Shallin Busch, the scientist at NOAA who studies ocean acidification and fisheries, has been working to predict the effects of ocean-wide change on specific populations. “Basically we created a model of the West Coast food web in the computer and we put in this scenario of ocean acidification from the chemistry change,” she explains. “We looked to see what might happen to fish populations that we harvest under acidification. The take-home answer is that the Dungeness crab harvest was most impacted by our scenarios,” she says. “What this model work was showing was that there’s also likely to be some indirect effect, kind of a food web effect of acidification as well.”
Unlike shellfish, which can start their lives in Hawaiian hatcheries to avoid being damaged by a bit of bad water, Dungeness crabs only grow in the wild. “The crabs walk in and out of the canyons, and then they’ll walk up onto the shelf, and they feed on the clam beds and the worm beds and whatever they can eat, and then they typically will mate in February, March, April—and then after they’re done mating, they eat a little more and then molt,” Mellor says. All the while, they’re migrating throughout different parts of the ocean floor.
This year, Mellor’s fishing season started on time. Crab fishermen in Oregon weren’t so lucky—their season has already been delayed because of domoic acid.
If oysters show the most direct and observable link between ocean acidification and survival rates, the crabs are a reminder that our knowledge of this phenomenon is far from complete. It’ll take years for the gap between lab-generated conclusions and the natural world to narrow. In the meantime, crab populations will continue to live in a changing habitat.
Though we have the most data about oysters and Dungeness crabs, researchers are also focusing on the potential impacts of ocean acidification on other commercially-valuable species. McElhany says there’s some preliminary evidence that shows elevated acidity may impact the part of a salmon’s brain that helps it avoid predators—another incidence of a subtle change that could have catastrophic consequences.

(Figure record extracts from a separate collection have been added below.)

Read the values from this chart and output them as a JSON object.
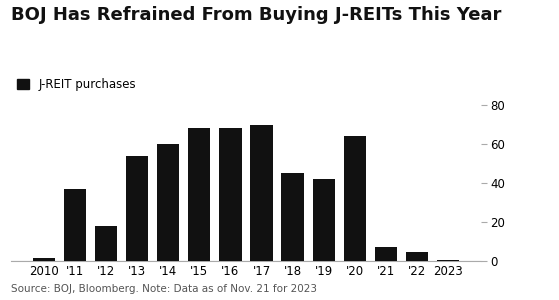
{
  "title": "BOJ Has Refrained From Buying J-REITs This Year",
  "legend_label": "J-REIT purchases",
  "source_text": "Source: BOJ, Bloomberg. Note: Data as of Nov. 21 for 2023",
  "categories": [
    "2010",
    "'11",
    "'12",
    "'13",
    "'14",
    "'15",
    "'16",
    "'17",
    "'18",
    "'19",
    "'20",
    "'21",
    "'22",
    "2023"
  ],
  "values": [
    1.5,
    37,
    18,
    54,
    60,
    68,
    68,
    70,
    45,
    42,
    64,
    7,
    4.5,
    0.5
  ],
  "bar_color": "#111111",
  "ylim": [
    0,
    80
  ],
  "yticks": [
    0,
    20,
    40,
    60,
    80
  ],
  "background_color": "#ffffff",
  "title_fontsize": 13,
  "legend_fontsize": 8.5,
  "tick_fontsize": 8.5,
  "source_fontsize": 7.5
}
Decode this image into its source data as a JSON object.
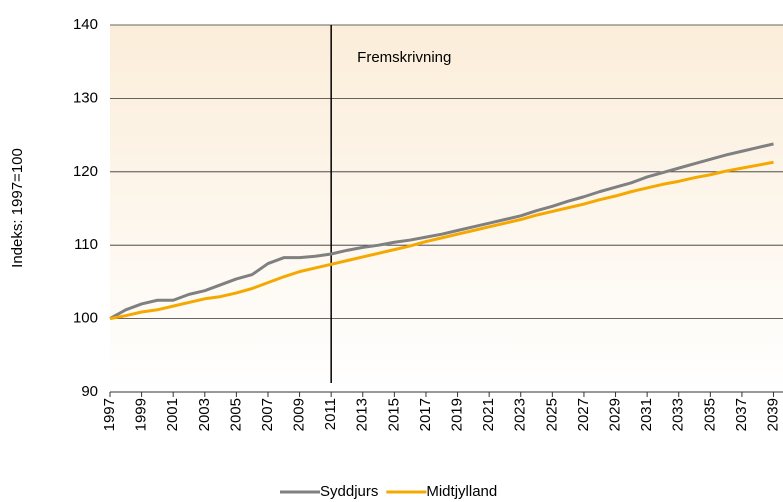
{
  "chart_data": {
    "type": "line",
    "y_label": "Indeks: 1997=100",
    "x": [
      1997,
      1998,
      1999,
      2000,
      2001,
      2002,
      2003,
      2004,
      2005,
      2006,
      2007,
      2008,
      2009,
      2010,
      2011,
      2012,
      2013,
      2014,
      2015,
      2016,
      2017,
      2018,
      2019,
      2020,
      2021,
      2022,
      2023,
      2024,
      2025,
      2026,
      2027,
      2028,
      2029,
      2030,
      2031,
      2032,
      2033,
      2034,
      2035,
      2036,
      2037,
      2038,
      2039
    ],
    "series": [
      {
        "name": "Syddjurs",
        "color": "#808080",
        "values": [
          100,
          101.2,
          102,
          102.5,
          102.5,
          103.3,
          103.8,
          104.6,
          105.4,
          106,
          107.5,
          108.3,
          108.3,
          108.5,
          108.8,
          109.3,
          109.7,
          110,
          110.4,
          110.7,
          111.1,
          111.5,
          112,
          112.5,
          113,
          113.5,
          114,
          114.7,
          115.3,
          116,
          116.6,
          117.3,
          117.9,
          118.5,
          119.3,
          119.9,
          120.5,
          121.1,
          121.7,
          122.3,
          122.8,
          123.3,
          123.8
        ]
      },
      {
        "name": "Midtjylland",
        "color": "#f5a800",
        "values": [
          100,
          100.4,
          100.9,
          101.2,
          101.7,
          102.2,
          102.7,
          103,
          103.5,
          104.1,
          104.9,
          105.7,
          106.4,
          106.9,
          107.4,
          107.9,
          108.4,
          108.9,
          109.4,
          109.9,
          110.5,
          111,
          111.5,
          112,
          112.5,
          113,
          113.5,
          114.1,
          114.6,
          115.1,
          115.6,
          116.2,
          116.7,
          117.3,
          117.8,
          118.3,
          118.7,
          119.2,
          119.6,
          120.1,
          120.5,
          120.9,
          121.3
        ]
      }
    ],
    "annotation": {
      "text": "Fremskrivning",
      "x": 2011
    },
    "xlim": [
      1997,
      2039.6
    ],
    "xticks": [
      1997,
      1999,
      2001,
      2003,
      2005,
      2007,
      2009,
      2011,
      2013,
      2015,
      2017,
      2019,
      2021,
      2023,
      2025,
      2027,
      2029,
      2031,
      2033,
      2035,
      2037,
      2039
    ],
    "ylim": [
      90,
      140
    ],
    "yticks": [
      90,
      100,
      110,
      120,
      130,
      140
    ],
    "grid": true,
    "legend": "bottom"
  }
}
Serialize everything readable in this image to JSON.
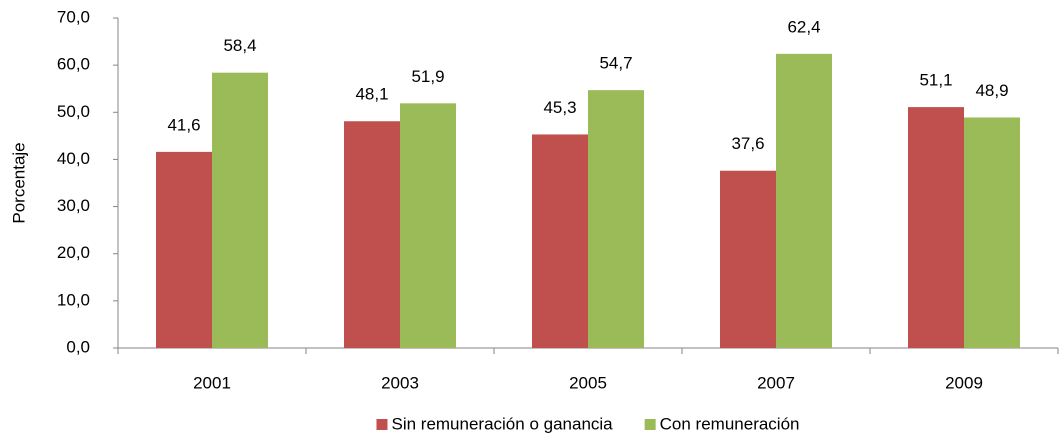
{
  "chart_data": {
    "type": "bar",
    "y_label": "Porcentaje",
    "categories": [
      "2001",
      "2003",
      "2005",
      "2007",
      "2009"
    ],
    "series": [
      {
        "name": "Sin remuneración o ganancia",
        "color": "#c0504d",
        "values": [
          41.6,
          48.1,
          45.3,
          37.6,
          51.1
        ],
        "value_labels": [
          "41,6",
          "48,1",
          "45,3",
          "37,6",
          "51,1"
        ]
      },
      {
        "name": "Con remuneración",
        "color": "#9bbb59",
        "values": [
          58.4,
          51.9,
          54.7,
          62.4,
          48.9
        ],
        "value_labels": [
          "58,4",
          "51,9",
          "54,7",
          "62,4",
          "48,9"
        ]
      }
    ],
    "ylim": [
      0,
      70
    ],
    "yticks": [
      {
        "value": 0,
        "label": "0,0"
      },
      {
        "value": 10,
        "label": "10,0"
      },
      {
        "value": 20,
        "label": "20,0"
      },
      {
        "value": 30,
        "label": "30,0"
      },
      {
        "value": 40,
        "label": "40,0"
      },
      {
        "value": 50,
        "label": "50,0"
      },
      {
        "value": 60,
        "label": "60,0"
      },
      {
        "value": 70,
        "label": "70,0"
      }
    ],
    "legend": "bottom"
  }
}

Earlier this month, biologists began sounding the alarm bells about Alaska’s red king crabs, warning that they could be extinct in the next century. King crabs struggle to build their shells in acidified conditions, and researchers hypothesize that they simply can’t generate enough energy to maintain a survivable internal pH as external pH levels continue to fall.
There’s a little hope, though: In the king crab trials, a few of the juveniles made it out alive in lab conditions that simulated Alaskan waters a hundred years from now. Those crabs may be able to pass their traits onto their young, creating a new generation of crustaceans that can survive in changing waters.
What can we do about the impact of ocean acidification right now? “We don’t have that answer for you,” Busch says. “We’re hoping in the future that we will. There’s this massive global effort to better understand species sensitivity, better understand ecosystem changes, do better monitoring. That’s one thing.”